The dining options continue out by the Calypso Reef pool, where chefs toss pizzas at Prego Pizzeria (open 11 a.m. to 11 p.m.) and grill up burgers and dogs at the Trident Grill (11 a.m. to 11 p.m.). We loved swinging by Trident Grill for a midday snack and delicious French fries. Vegetarians be warned, though: While a "veggie burger" is offered, you'll probably be surprised when you're handed mashed potatoes mixed with peas, carrots and broccoli formed into a patty and put on a bun. Satisfy your sweet tooth with soft-serve ice cream and all manner of sprinkles at Sundaes Ice Cream Bar.

The International Cafe, located on the Piazza, is another casual dining option. Open 24 hours, it serves complimentary snacks, including breakfast pastries, soups, quiche, salads and desserts. (Think warm, melty cookies, as well as fancier items.) We enjoyed the prosciutto, mozzarella and chicken breast sandwiches. Specialty coffee drinks cost extra. It's quite pleasant to grab a seat in the atrium, munch on your snacks and observe whatever entertainment is happening in the Piazza (or simply people-watch).

Next door, Vines Wine Bar (11 a.m. to 11 p.m. or 4:30 p.m. to 11 p.m. on port days) serves up complimentary sushi and tapas with the purchase of a drink. Its corner of the Piazza is like stepping into a traditional winery with oak barrels for tables and flooring that looks like tiled stone. Pair your meal with a great glass of wine, or try one of several reasonably priced wine flight options.

Golden Princess offers two specialty restaurants: Sabatini's and Crown Grill, available by reservation only. To get the time and day you desire, reserve well in advance. Dinner is served in both venues from 5:30 p.m. to 10 p.m.

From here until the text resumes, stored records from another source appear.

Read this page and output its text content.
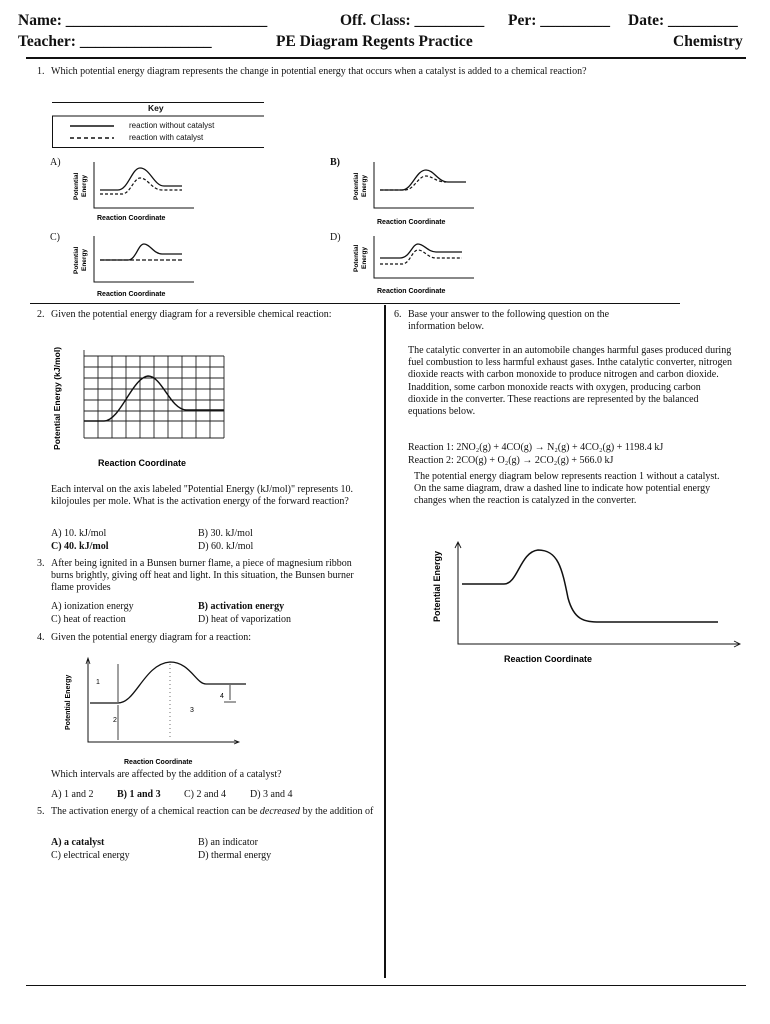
Name: __________________________	Off. Class: _________ Per: _________ Date: _________
Teacher: _________________	PE Diagram Regents Practice	Chemistry
1. Which potential energy diagram represents the change in potential energy that occurs when a catalyst is added to a chemical reaction?
Key
reaction without catalyst
reaction with catalyst
A)
Potential Energy
Reaction Coordinate
B)
Potential Energy
Reaction Coordinate
C)
Potential Energy
Reaction Coordinate
D)
Potential Energy
Reaction Coordinate
2. Given the potential energy diagram for a reversible chemical reaction:
Potential Energy (kJ/mol)
Reaction Coordinate
Each interval on the axis labeled "Potential Energy (kJ/mol)" represents 10. kilojoules per mole. What is the activation energy of the forward reaction?
A) 10. kJ/mol	B) 30. kJ/mol
C) 40. kJ/mol	D) 60. kJ/mol
3. After being ignited in a Bunsen burner flame, a piece of magnesium ribbon burns brightly, giving off heat and light. In this situation, the Bunsen burner flame provides
A) ionization energy	B) activation energy
C) heat of reaction	D) heat of vaporization
4. Given the potential energy diagram for a reaction:
1
2
3
4
Potential Energy
Reaction Coordinate
Which intervals are affected by the addition of a catalyst?
A) 1 and 2 B) 1 and 3 C) 2 and 4 D) 3 and 4
5. The activation energy of a chemical reaction can be decreased by the addition of
A) a catalyst	B) an indicator
C) electrical energy	D) thermal energy
6. Base your answer to the following question on the information below.
The catalytic converter in an automobile changes harmful gases produced during fuel combustion to less harmful exhaust gases. Inthe catalytic converter, nitrogen dioxide reacts with carbon monoxide to produce nitrogen and carbon dioxide. Inaddition, some carbon monoxide reacts with oxygen, producing carbon dioxide in the converter. These reactions are represented by the balanced equations below.
Reaction 1: 2NO₂(g) + 4CO(g) → N₂(g) + 4CO₂(g) + 1198.4 kJ
Reaction 2: 2CO(g) + O₂(g) → 2CO₂(g) + 566.0 kJ
The potential energy diagram below represents reaction 1 without a catalyst. On the same diagram, draw a dashed line to indicate how potential energy changes when the reaction is catalyzed in the converter.
Potential Energy
Reaction Coordinate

If you like Italian fare, don't miss Sabatini's, a steal at the $25-per-person extra charge. Our favorites included the buffalo mozzarella (essentially, a big old hunk of fresh cheese), fried calamari and lobster three ways. The menu is heavy on seafood, but the staff is willing to tweak items to keep those who don't eat fish happy. Pasta is, of course, wonderful, and our waiters sang to us as they added Parmesan and fresh-ground pepper to our plates. By the time we licked the last of the tiramisu from our forks, we were stuffed and very happy.

The Crown Grill has a more traditional vibe. A New York-style steakhouse, its ambience is set with black-and-white photos of New York City, red woods and carpeting paired with blue upholstered chairs. The menu focuses on seafood, chops and steaks, with the additional choices of appetizers (black tiger prawn and papaya salpicon, lobster cake), soups and salads (black and blue onion soup, marinated goat's cheese and heirloom tomato salad) and the delectable sides that always crop up in steakhouses (garlic fries, mashed potatoes, creamed spinach). The fee for a multicourse dinner is $29 per person and $14.50 for children ages 3 to 12.

Room service, although limited to a set menu of breakfast items (pastries, coffee, fruit) or sandwiches, salads and burgers, is available 24 hours a day.

Ultimate Balcony Dining proved an incredible in-cabin experience. Our personal "butler," after draping our balcony table and chairs in yellow linen, began our experience by offering us Champagne and canapes. Then, the ship's photographer snapped our complimentary photo. Next, we dined on our balcony, enjoying the seascape, the swooping gulls and the breezes as our butler served us, course by course, discretely positioning himself behind the cabin drapes or out in the hall when not needed. The food was good and bountiful. We started with blue crab in pastry shells, followed by salad, then lobster tails and filet mignon ... and for dessert, walnut and vanilla mousse, plus chocolates. The meal was both romantic and memorable, and though an indulgence at $100 per couple, it was well worth the extra splurge.